Green Mountain Power sweetens the pot to boost battery storage

Published on May 10, 2019 by Hil Anderson

Green Mountain Power’s pilot program that encourages the use of home-storage batteries is being billed as a win for both Vermont consumers and Mother Earth. In the process, it should also make the road easier for the utility as it travels toward its goal of a carbon-free future for its pristine corner of New England.

The “Resilient Home” program offers a limited number of homeowners the unique opportunity to equip their residences with a pair of heavy-duty batteries that will bank electricity that can be used as an electricity reserve that Green Mountain Power (GMP) can draw on during periods of high demand that would otherwise require pricy spot-market power purchases from fossil-fuel peaker generators. The banked electricity can also be used to power homes left in the dark by an outage.

“We have a vision of a battery system in every single home,” said Green Mountain Power President and CEO Mary Powell. “Our Resilient Home pilot program does this by breaking the old utility mold and transforming the way energy is delivered to customers, increasing their comfort and convenience in the face of increasing severity and frequency of storms in Vermont due to climate change.”

The program launched this spring as wet, heavy snow continued to weigh down tree branches and powerlines in the mountainous state. It offers 250 of GMP’s 265,000 customers statewide the chance to acquire up to two storage batteries for their home for a fixed price of $1,500 or monthly installments of $30. The batteries of choice are the Tesla Powerwall; however, another 250 participants will be allowed to acquire their batteries from other manufacturers.

Resilient Home provides a level of comfort for the customer because they will be able to ride out the next storm with the lights and TV on. The battery system is seen by GMP as a stepping stone toward a renewables-based grid because the batteries could also send stored electricity back onto the grid at times when demand is particularly high. “If we can cut down the peak demand times, that’s where the big savings come for customers and the company,” said Josh Castonguay, GMP Vice President and Chief Innovation Officer. “It lowers our cost pretty substantially for buying peaking energy, which is more expensive and often dirtier.”

The batteries also offer the option of connecting to a rooftop solar array, which would help charge the batteries and even provide an overnight charging source for an electric vehicle. “The driving force for us is decarbonizing,” Castonguay told Daily Energy Insider. “Storing solar energy is a huge step toward that goal and saving our customers money in the process is also important to us.”

The program has an added incentive for consumers in an opportunity to change their billing to a flat-rate subscription, in which customers pay a specified monthly rate rather than a bill that fluctuates based on the age-old practice of a worker from the electric company manually reading the house’s meter.

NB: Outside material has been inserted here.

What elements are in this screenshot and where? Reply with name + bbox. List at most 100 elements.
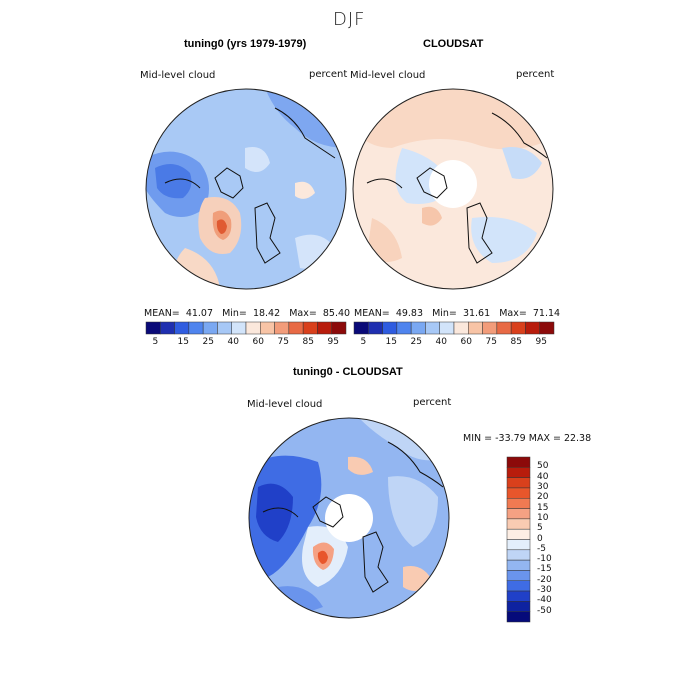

The battery strategy would do away with meters altogether since the batteries along with associated connections and software feed plenty of real-time data on electricity consumption back to GMP headquarters. This protocol would also allow consumers to monitor how much power they are using, enabling them to ease off if they feel that is necessary.

“You would still be getting the data you need, just in a different way,” said Castonguay. “The batteries provide the information on a second-to-second basis, but with a higher level of clarity.”

Castonguay said the flat-rate pricing would help GMP and its consumers with their financial planning by eliminating the spikes created by hot sticky summers and brutally cold winters. “Instead of having those ups and down, let’s fix the price of energy,” he said.

Customers would sign up for a specific price tier based on the average amount of electricity historically used per month. For example, the U.S. Energy Information Agency pegs the average household as consuming 900 kilowatts of electricity per month, which under the GMP subscription plan would cost customers $175 per month and allow them to use between 834 and 1,000 kilowatts per month. If they use more than that or less, the price tier can be adjusted, although Castonguay said, based on past experience, average monthly fluctuations would tend to stay within the established ranges.

GMP would also be able to phase out its current meter program where every house has a meter installed. The utility told DEI the installed cost of its current smart meters was about $110. The Resilient Home program should save Vermont customers an estimated $1.5 million, GMP said. A similar program in Oregon being offered by Pacific Power would eliminate $108 in annual meter-reading fees for its ratepayers and presumably trim its labor costs.

But the major benefit to GMP would be a nimbler grid able to react more quickly to weather-related demand fluctuations coupled with a ready reserve of electricity stored in garages all over the state. GMP, which has been installing Tesla Powerewalls for its customers since 2016, said battery storage already in service was drawn on during a single scorcher of a day last summer and saved ratepayers more than $500,000 that would have otherwise been spent on peaker power.

Castonguay said, “The most amazing part of this shift to battery-as-meter is that storage devices, like the Powerwall, have already proven incredibly useful in allowing us to manage the entire grid more effectively when you’re considering carbon and cost.”